The Western take on the Litvinenko case is fairly consistent and simple: Litvinenko was an outspoken critic of President Vladimir Putin's regime and a friend of Putin's enemy, self-exiled oligarch Boris Berezovsky. Litvinenko feared for his life and, in a note written just before he died, said that Putin had ordered his murder. The polonium-210 that poisoned Litvinenko was traced to Moscow, and appears to have been carried by one of his business partners, all of whom are former KGB and Federal Security Service officers. Readers aren't left with much doubt that the Kremlin really did order Litvinenko's murder and Putin's regime is becoming totally discredited in their eyes. Proclaiming a global power doctrine is one thing, but a head of state being involved in such a sordid criminal affair is something else altogether.

A different version of events has emerged in Russian coverage. Here, Litvinenko was not significant enough for Moscow to have ordered his murder. His associates, such as Berezovsky, were questionable figures, and he may even have been providing smuggled radioactive materials to terrorists.

One major pro-Kremlin newspaper suggested that Litvinenko and his associates were carrying contraband nuclear materials at Berezovsky's bidding. During one delivery Litvinenko accidentally received a lethal dose of radiation, and in a panic ran to Berezovsky, who suggested that Litvinenko ingest some of the polonium-210 so that his death, already a certainty, could be pinned on the Kremlin. In this version, the source of the polonium-210 was Leonid Nevzlin, the former Yukos major shareholder currently hiding in Israel from the Russian prosecutor general.

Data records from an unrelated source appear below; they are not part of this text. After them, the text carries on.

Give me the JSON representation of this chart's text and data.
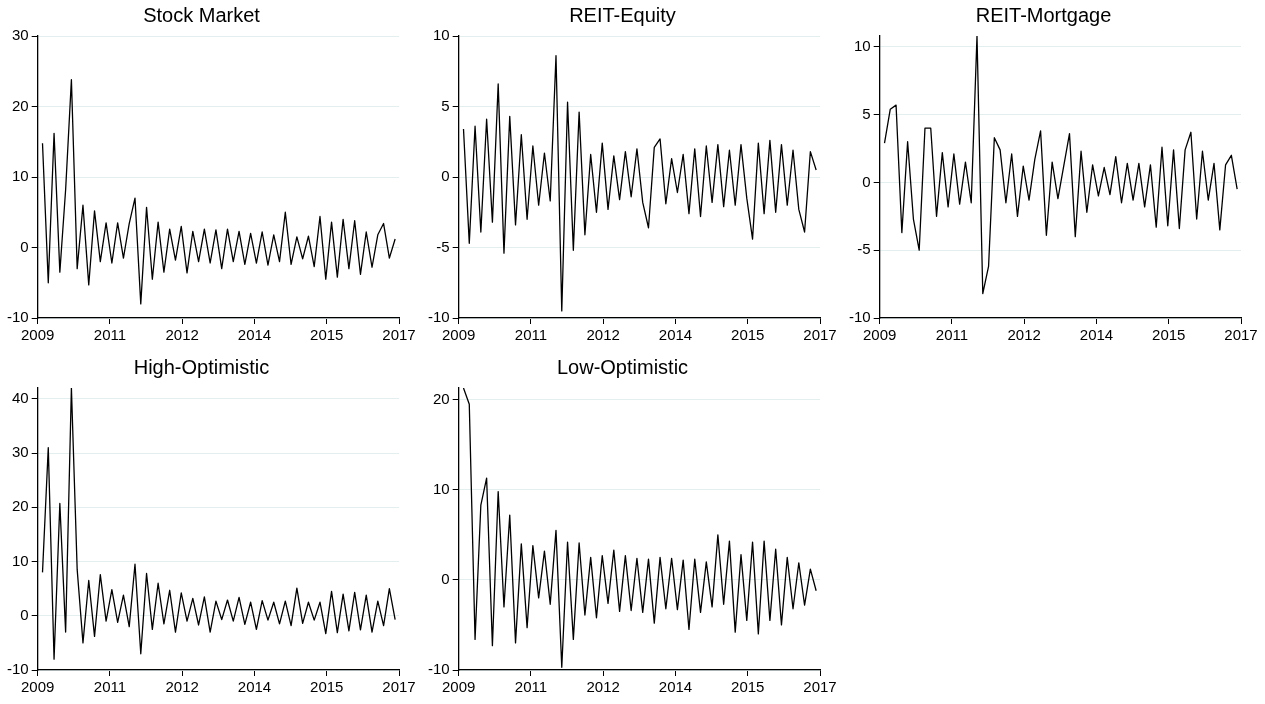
{
  "chart_data": [
    {
      "type": "line",
      "title": "Stock Market",
      "color": "#000000",
      "grid": "y",
      "xlim": [
        2009.2,
        2016.7
      ],
      "ylim": [
        -10,
        30
      ],
      "yticks": [
        -10,
        0,
        10,
        20,
        30
      ],
      "xticks": [
        {
          "value": 2009.2,
          "label": "2009"
        },
        {
          "value": 2010.7,
          "label": "2011"
        },
        {
          "value": 2012.2,
          "label": "2012"
        },
        {
          "value": 2013.7,
          "label": "2014"
        },
        {
          "value": 2015.2,
          "label": "2015"
        },
        {
          "value": 2016.7,
          "label": "2017"
        }
      ],
      "x": [
        2009.3,
        2009.42,
        2009.54,
        2009.66,
        2009.78,
        2009.9,
        2010.02,
        2010.14,
        2010.26,
        2010.38,
        2010.5,
        2010.62,
        2010.74,
        2010.86,
        2010.98,
        2011.1,
        2011.22,
        2011.34,
        2011.46,
        2011.58,
        2011.7,
        2011.82,
        2011.94,
        2012.06,
        2012.18,
        2012.3,
        2012.42,
        2012.54,
        2012.66,
        2012.78,
        2012.9,
        2013.02,
        2013.14,
        2013.26,
        2013.38,
        2013.5,
        2013.62,
        2013.74,
        2013.86,
        2013.98,
        2014.1,
        2014.22,
        2014.34,
        2014.46,
        2014.58,
        2014.7,
        2014.82,
        2014.94,
        2015.06,
        2015.18,
        2015.3,
        2015.42,
        2015.54,
        2015.66,
        2015.78,
        2015.9,
        2016.02,
        2016.14,
        2016.26,
        2016.38,
        2016.5,
        2016.62
      ],
      "values": [
        14.8,
        -5,
        16.2,
        -3.5,
        8.2,
        23.8,
        -3,
        6,
        -5.3,
        5.2,
        -2,
        3.5,
        -2.2,
        3.5,
        -1.5,
        3.4,
        7,
        -8,
        5.7,
        -4.5,
        3.6,
        -3.5,
        2.6,
        -1.8,
        3,
        -3.6,
        2.3,
        -2,
        2.6,
        -2.2,
        2.5,
        -3,
        2.6,
        -2,
        2.3,
        -2.4,
        2,
        -2.2,
        2.2,
        -2.5,
        1.8,
        -2,
        5,
        -2.4,
        1.5,
        -1.6,
        1.6,
        -2.7,
        4.4,
        -4.5,
        3.6,
        -4.2,
        4,
        -3,
        3.8,
        -3.8,
        2.2,
        -2.8,
        1.8,
        3.4,
        -1.5,
        1.2
      ]
    },
    {
      "type": "line",
      "title": "REIT-Equity",
      "color": "#000000",
      "grid": "y",
      "xlim": [
        2009.2,
        2016.7
      ],
      "ylim": [
        -10,
        10
      ],
      "yticks": [
        -10,
        -5,
        0,
        5,
        10
      ],
      "xticks": [
        {
          "value": 2009.2,
          "label": "2009"
        },
        {
          "value": 2010.7,
          "label": "2011"
        },
        {
          "value": 2012.2,
          "label": "2012"
        },
        {
          "value": 2013.7,
          "label": "2014"
        },
        {
          "value": 2015.2,
          "label": "2015"
        },
        {
          "value": 2016.7,
          "label": "2017"
        }
      ],
      "x": [
        2009.3,
        2009.42,
        2009.54,
        2009.66,
        2009.78,
        2009.9,
        2010.02,
        2010.14,
        2010.26,
        2010.38,
        2010.5,
        2010.62,
        2010.74,
        2010.86,
        2010.98,
        2011.1,
        2011.22,
        2011.34,
        2011.46,
        2011.58,
        2011.7,
        2011.82,
        2011.94,
        2012.06,
        2012.18,
        2012.3,
        2012.42,
        2012.54,
        2012.66,
        2012.78,
        2012.9,
        2013.02,
        2013.14,
        2013.26,
        2013.38,
        2013.5,
        2013.62,
        2013.74,
        2013.86,
        2013.98,
        2014.1,
        2014.22,
        2014.34,
        2014.46,
        2014.58,
        2014.7,
        2014.82,
        2014.94,
        2015.06,
        2015.18,
        2015.3,
        2015.42,
        2015.54,
        2015.66,
        2015.78,
        2015.9,
        2016.02,
        2016.14,
        2016.26,
        2016.38,
        2016.5,
        2016.62
      ],
      "values": [
        3.4,
        -4.7,
        3.6,
        -3.9,
        4.1,
        -3.2,
        6.6,
        -5.4,
        4.3,
        -3.4,
        3,
        -3,
        2.2,
        -2,
        1.7,
        -1.7,
        8.6,
        -9.5,
        5.3,
        -5.2,
        4.6,
        -4.1,
        1.6,
        -2.5,
        2.4,
        -2.3,
        1.5,
        -1.6,
        1.8,
        -1.4,
        2,
        -1.8,
        -3.6,
        2.1,
        2.7,
        -1.9,
        1.3,
        -1.1,
        1.6,
        -2.6,
        2,
        -2.8,
        2.2,
        -1.8,
        2.3,
        -2.1,
        1.9,
        -2,
        2.3,
        -1.5,
        -4.4,
        2.4,
        -2.6,
        2.6,
        -2.5,
        2.3,
        -2,
        1.9,
        -2.3,
        -3.9,
        1.8,
        0.5
      ]
    },
    {
      "type": "line",
      "title": "REIT-Mortgage",
      "color": "#000000",
      "grid": "y",
      "xlim": [
        2009.2,
        2016.7
      ],
      "ylim": [
        -10,
        10.8
      ],
      "yticks": [
        -10,
        -5,
        0,
        5,
        10
      ],
      "xticks": [
        {
          "value": 2009.2,
          "label": "2009"
        },
        {
          "value": 2010.7,
          "label": "2011"
        },
        {
          "value": 2012.2,
          "label": "2012"
        },
        {
          "value": 2013.7,
          "label": "2014"
        },
        {
          "value": 2015.2,
          "label": "2015"
        },
        {
          "value": 2016.7,
          "label": "2017"
        }
      ],
      "x": [
        2009.3,
        2009.42,
        2009.54,
        2009.66,
        2009.78,
        2009.9,
        2010.02,
        2010.14,
        2010.26,
        2010.38,
        2010.5,
        2010.62,
        2010.74,
        2010.86,
        2010.98,
        2011.1,
        2011.22,
        2011.34,
        2011.46,
        2011.58,
        2011.7,
        2011.82,
        2011.94,
        2012.06,
        2012.18,
        2012.3,
        2012.42,
        2012.54,
        2012.66,
        2012.78,
        2012.9,
        2013.02,
        2013.14,
        2013.26,
        2013.38,
        2013.5,
        2013.62,
        2013.74,
        2013.86,
        2013.98,
        2014.1,
        2014.22,
        2014.34,
        2014.46,
        2014.58,
        2014.7,
        2014.82,
        2014.94,
        2015.06,
        2015.18,
        2015.3,
        2015.42,
        2015.54,
        2015.66,
        2015.78,
        2015.9,
        2016.02,
        2016.14,
        2016.26,
        2016.38,
        2016.5,
        2016.62
      ],
      "values": [
        2.9,
        5.4,
        5.7,
        -3.7,
        3,
        -2.7,
        -5,
        4,
        4,
        -2.5,
        2.2,
        -1.8,
        2.1,
        -1.6,
        1.5,
        -1.5,
        10.8,
        -8.2,
        -6.2,
        3.3,
        2.4,
        -1.5,
        2.1,
        -2.5,
        1.2,
        -1.3,
        1.7,
        3.8,
        -3.9,
        1.5,
        -1.2,
        1.2,
        3.6,
        -4,
        2.3,
        -2.2,
        1.3,
        -1,
        1.1,
        -0.9,
        1.9,
        -1.5,
        1.4,
        -1.3,
        1.4,
        -1.8,
        1.3,
        -3.3,
        2.6,
        -3.2,
        2.4,
        -3.4,
        2.4,
        3.7,
        -2.7,
        2.3,
        -1.3,
        1.4,
        -3.5,
        1.3,
        2,
        -0.5
      ]
    },
    {
      "type": "line",
      "title": "High-Optimistic",
      "color": "#000000",
      "grid": "y",
      "xlim": [
        2009.2,
        2016.7
      ],
      "ylim": [
        -10,
        42
      ],
      "yticks": [
        -10,
        0,
        10,
        20,
        30,
        40
      ],
      "xticks": [
        {
          "value": 2009.2,
          "label": "2009"
        },
        {
          "value": 2010.7,
          "label": "2011"
        },
        {
          "value": 2012.2,
          "label": "2012"
        },
        {
          "value": 2013.7,
          "label": "2014"
        },
        {
          "value": 2015.2,
          "label": "2015"
        },
        {
          "value": 2016.7,
          "label": "2017"
        }
      ],
      "x": [
        2009.3,
        2009.42,
        2009.54,
        2009.66,
        2009.78,
        2009.9,
        2010.02,
        2010.14,
        2010.26,
        2010.38,
        2010.5,
        2010.62,
        2010.74,
        2010.86,
        2010.98,
        2011.1,
        2011.22,
        2011.34,
        2011.46,
        2011.58,
        2011.7,
        2011.82,
        2011.94,
        2012.06,
        2012.18,
        2012.3,
        2012.42,
        2012.54,
        2012.66,
        2012.78,
        2012.9,
        2013.02,
        2013.14,
        2013.26,
        2013.38,
        2013.5,
        2013.62,
        2013.74,
        2013.86,
        2013.98,
        2014.1,
        2014.22,
        2014.34,
        2014.46,
        2014.58,
        2014.7,
        2014.82,
        2014.94,
        2015.06,
        2015.18,
        2015.3,
        2015.42,
        2015.54,
        2015.66,
        2015.78,
        2015.9,
        2016.02,
        2016.14,
        2016.26,
        2016.38,
        2016.5,
        2016.62
      ],
      "values": [
        8,
        31,
        -8,
        20.7,
        -3,
        42,
        8.5,
        -5,
        6.5,
        -3.8,
        7.6,
        -1,
        4.8,
        -1.2,
        3.8,
        -2,
        9.5,
        -7,
        7.8,
        -2.5,
        6,
        -1.5,
        4.7,
        -3,
        4.2,
        -1,
        3.2,
        -1.7,
        3.5,
        -3,
        2.7,
        -0.7,
        2.9,
        -1,
        3.4,
        -1.6,
        2.5,
        -2.5,
        2.8,
        -0.8,
        2.5,
        -1.5,
        2.7,
        -1.8,
        5.1,
        -1.4,
        2.5,
        -0.8,
        2.5,
        -3.3,
        4.5,
        -3.1,
        4,
        -2.8,
        4.3,
        -2.6,
        3.8,
        -3,
        2.7,
        -1.8,
        5,
        -0.7
      ]
    },
    {
      "type": "line",
      "title": "Low-Optimistic",
      "color": "#000000",
      "grid": "y",
      "xlim": [
        2009.2,
        2016.7
      ],
      "ylim": [
        -10,
        21.3
      ],
      "yticks": [
        -10,
        0,
        10,
        20
      ],
      "xticks": [
        {
          "value": 2009.2,
          "label": "2009"
        },
        {
          "value": 2010.7,
          "label": "2011"
        },
        {
          "value": 2012.2,
          "label": "2012"
        },
        {
          "value": 2013.7,
          "label": "2014"
        },
        {
          "value": 2015.2,
          "label": "2015"
        },
        {
          "value": 2016.7,
          "label": "2017"
        }
      ],
      "x": [
        2009.3,
        2009.42,
        2009.54,
        2009.66,
        2009.78,
        2009.9,
        2010.02,
        2010.14,
        2010.26,
        2010.38,
        2010.5,
        2010.62,
        2010.74,
        2010.86,
        2010.98,
        2011.1,
        2011.22,
        2011.34,
        2011.46,
        2011.58,
        2011.7,
        2011.82,
        2011.94,
        2012.06,
        2012.18,
        2012.3,
        2012.42,
        2012.54,
        2012.66,
        2012.78,
        2012.9,
        2013.02,
        2013.14,
        2013.26,
        2013.38,
        2013.5,
        2013.62,
        2013.74,
        2013.86,
        2013.98,
        2014.1,
        2014.22,
        2014.34,
        2014.46,
        2014.58,
        2014.7,
        2014.82,
        2014.94,
        2015.06,
        2015.18,
        2015.3,
        2015.42,
        2015.54,
        2015.66,
        2015.78,
        2015.9,
        2016.02,
        2016.14,
        2016.26,
        2016.38,
        2016.5,
        2016.62
      ],
      "values": [
        21.3,
        19.5,
        -6.6,
        8.3,
        11.3,
        -7.3,
        9.8,
        -3,
        7.2,
        -7,
        4,
        -5.3,
        3.8,
        -2,
        3.2,
        -2.7,
        5.5,
        -9.7,
        4.2,
        -6.6,
        4.1,
        -3.9,
        2.5,
        -4.2,
        2.7,
        -2.6,
        3.3,
        -3.5,
        2.7,
        -3.4,
        2.4,
        -3.6,
        2.3,
        -4.8,
        2.5,
        -3.2,
        2.4,
        -3.3,
        2.2,
        -5.5,
        2.3,
        -3.6,
        2,
        -3,
        5,
        -2.7,
        4.3,
        -5.8,
        2.8,
        -4.5,
        4.2,
        -6,
        4.3,
        -4.5,
        3.4,
        -5,
        2.5,
        -3.2,
        1.9,
        -2.8,
        1.2,
        -1.2
      ]
    }
  ]
}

Dmitry Kovtun -- who has been linked to early traces of polonium-210 in Hamburg -- has been suggested by one side as the person who poisoned Litvinenko and by the other as another victim of an attempt to discredit Putin.

What is most lamentable here is that neither side is seems willing to be candid with the other as they conduct independent investigations and use the case as a propaganda weapon. The West is looking to implicate the KGB in the affair and undermine Putin. Moscow agreed to let Scotland Yard investigators come to Russia, apparently to allow itself to demand the right to interrogate Berezovsky in London in return. Meanwhile nobody has made any attempt to find traces of polonium-210 in Moscow, despite the fact that Kovtun flew to Europe from Moscow.

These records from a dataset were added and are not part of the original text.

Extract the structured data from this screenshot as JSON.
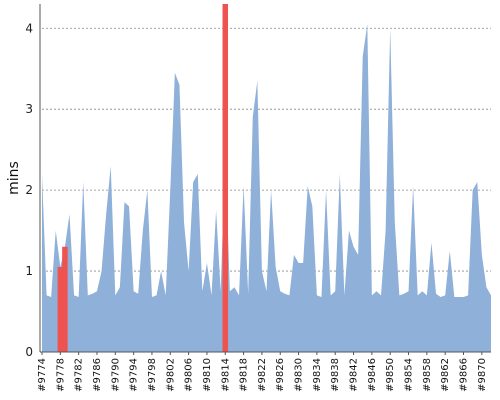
{
  "chart_data": {
    "type": "area",
    "title": "",
    "xlabel": "",
    "ylabel": "mins",
    "ylim": [
      0,
      4.3
    ],
    "yticks": [
      0,
      1,
      2,
      3,
      4
    ],
    "grid": "horizontal-dashed",
    "fill_color": "#8eb0d9",
    "highlight_color": "#ef5350",
    "x": [
      "#9774",
      "#9775",
      "#9776",
      "#9777",
      "#9778",
      "#9779",
      "#9780",
      "#9781",
      "#9782",
      "#9783",
      "#9784",
      "#9785",
      "#9786",
      "#9787",
      "#9788",
      "#9789",
      "#9790",
      "#9791",
      "#9792",
      "#9793",
      "#9794",
      "#9795",
      "#9796",
      "#9797",
      "#9798",
      "#9799",
      "#9800",
      "#9801",
      "#9802",
      "#9803",
      "#9804",
      "#9805",
      "#9806",
      "#9807",
      "#9808",
      "#9809",
      "#9810",
      "#9811",
      "#9812",
      "#9813",
      "#9814",
      "#9815",
      "#9816",
      "#9817",
      "#9818",
      "#9819",
      "#9820",
      "#9821",
      "#9822",
      "#9823",
      "#9824",
      "#9825",
      "#9826",
      "#9827",
      "#9828",
      "#9829",
      "#9830",
      "#9831",
      "#9832",
      "#9833",
      "#9834",
      "#9835",
      "#9836",
      "#9837",
      "#9838",
      "#9839",
      "#9840",
      "#9841",
      "#9842",
      "#9843",
      "#9844",
      "#9845",
      "#9846",
      "#9847",
      "#9848",
      "#9849",
      "#9850",
      "#9851",
      "#9852",
      "#9853",
      "#9854",
      "#9855",
      "#9856",
      "#9857",
      "#9858",
      "#9859",
      "#9860",
      "#9861",
      "#9862",
      "#9863",
      "#9864",
      "#9865",
      "#9866",
      "#9867",
      "#9868",
      "#9869",
      "#9870",
      "#9871",
      "#9872"
    ],
    "values": [
      2.2,
      0.7,
      0.68,
      1.5,
      1.05,
      1.3,
      1.7,
      0.7,
      0.68,
      2.1,
      0.7,
      0.72,
      0.75,
      1.0,
      1.7,
      2.3,
      0.7,
      0.8,
      1.85,
      1.8,
      0.75,
      0.72,
      1.5,
      2.0,
      0.68,
      0.7,
      1.0,
      0.7,
      2.0,
      3.45,
      3.3,
      1.6,
      1.0,
      2.1,
      2.2,
      0.75,
      1.1,
      0.7,
      1.75,
      0.75,
      2.5,
      0.75,
      0.8,
      0.7,
      2.05,
      0.72,
      2.9,
      3.35,
      1.0,
      0.75,
      2.0,
      1.05,
      0.75,
      0.72,
      0.7,
      1.2,
      1.1,
      1.1,
      2.05,
      1.8,
      0.7,
      0.68,
      2.0,
      0.7,
      0.75,
      2.2,
      0.7,
      1.5,
      1.3,
      1.2,
      3.65,
      4.05,
      0.7,
      0.75,
      0.7,
      1.5,
      4.0,
      1.6,
      0.7,
      0.72,
      0.75,
      2.05,
      0.7,
      0.75,
      0.7,
      1.35,
      0.72,
      0.68,
      0.7,
      1.25,
      0.68,
      0.68,
      0.68,
      0.7,
      2.0,
      2.1,
      1.2,
      0.8,
      0.7
    ],
    "highlights": [
      {
        "x": "#9778",
        "value": 1.05
      },
      {
        "x": "#9779",
        "value": 1.3
      },
      {
        "x": "#9814",
        "value": 4.3
      }
    ],
    "xtick_labels": [
      "#9774",
      "#9778",
      "#9782",
      "#9786",
      "#9790",
      "#9794",
      "#9798",
      "#9802",
      "#9806",
      "#9810",
      "#9814",
      "#9818",
      "#9822",
      "#9826",
      "#9830",
      "#9834",
      "#9838",
      "#9842",
      "#9846",
      "#9850",
      "#9854",
      "#9858",
      "#9862",
      "#9866",
      "#9870"
    ]
  }
}
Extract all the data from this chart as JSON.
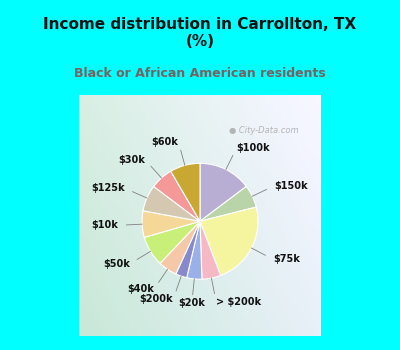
{
  "title": "Income distribution in Carrollton, TX\n(%)",
  "subtitle": "Black or African American residents",
  "labels": [
    "$100k",
    "$150k",
    "$75k",
    "> $200k",
    "$20k",
    "$200k",
    "$40k",
    "$50k",
    "$10k",
    "$125k",
    "$30k",
    "$60k"
  ],
  "values": [
    14,
    6,
    22,
    5,
    4,
    3,
    5,
    8,
    7,
    7,
    6,
    8
  ],
  "colors": [
    "#b8aed4",
    "#b8d4a8",
    "#f5f5a0",
    "#f5b8c4",
    "#9ab0e8",
    "#8888cc",
    "#f5c8a8",
    "#c8f078",
    "#f5d898",
    "#d4c8b0",
    "#f59898",
    "#c8a832"
  ],
  "bg_color": "#00ffff",
  "chart_bg_left": "#c8e8d8",
  "chart_bg_right": "#e8f0f8",
  "watermark": "  City-Data.com",
  "title_fontsize": 11,
  "subtitle_fontsize": 9,
  "subtitle_color": "#7a6060",
  "label_fontsize": 7
}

One thing is clear: No matter what the investigations ultimately turn up, it will be difficult for Moscow and the West to emerge from this scandal on good terms.

Which brings us back to the question of improving Russia's image in 2007. Not much hope now.

When he came to power six years ago, the big question in the West was: "Who is Putin?" Now that the West appears to have found its answer, we'll have to wait until 2008 -- and for Putin's successor -- to try to work again with a clean slate.

Georgy Bovt is editor of Profil magazine.